日本でいうと、川辺に生息する、ソーセージのような見た目の、ガマにそっくりだと思った。簡易布団に頬をすり寄せていると、枕元に座ったカウルが頭を撫でた。

「寝心地はどうだ?」

「ふかふかで最高!わたしだけこんな豪華で、申し訳ないくらいだよ」

「さすがに野営は嫌がるかと思ったのに。ゆづかは物怖じしないな」

「みんなでキャンプとかバーベキューって、憧れてたんだよねぇ。今日は鍋だったけどさ。新しい食材にも出会えるし楽しくて仕方ないよ」

「なんだ?そのきゃんぷと、ばー…なんとかってのは」

カウルはまた変な言葉をつかっている、と言いながら隣に寝っ転がった。シングルベッドより幅がないから狭い。腕があたるので、身じろぎして、カウルの為のスペースを造ろうとしたら、カウルはわたしを抱き寄せた。

「狭いな」

「わ、わたし別のところで寝るから、カウルがここを…」

「ロットに怒られたろ。獣や蛇がでるかもしれないから、じっとしていろ」


フェンに襲われて以来、カウルと同じベッドで寝るようになったが、毎日こんなにくっついている訳ではない。半身がカウルの上に乗ってしまっている。カウルの腕が枕になり、体が密着した。

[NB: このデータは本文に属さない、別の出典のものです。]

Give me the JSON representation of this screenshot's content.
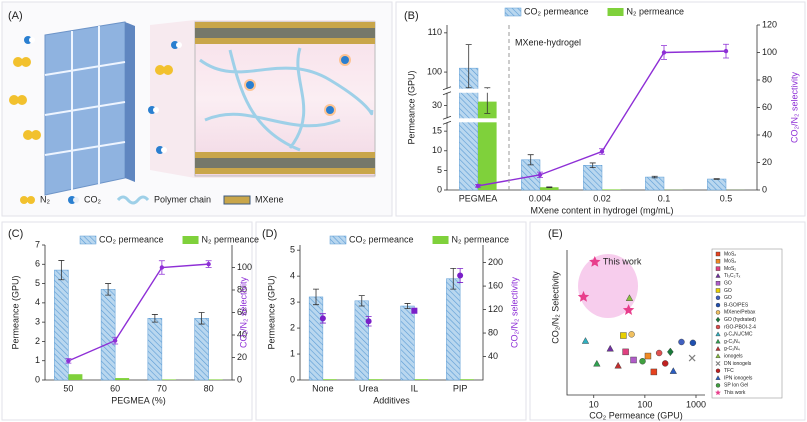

リアの華奢な体は、カウルの大きな体にすぽっと包まれてしまっている。カウルはわたしを抱き締める腕に力を込めると、髪に擽るように鼻をすり、額や頬に軽くキスをした。

「ゆづかは可愛いな。俺が守ってやるから、無茶はするなよ」

(お、おしりがムズムズするーーーー!!)

どう反応していいかわからなかったわたしは、汗をだらだら欠いて硬直した。

カウルは元々、リアに気持ちがあったように思える。
日に日に、愛でられ度があがっていることに、恋愛レベルゼロなわたしは戸惑っていた。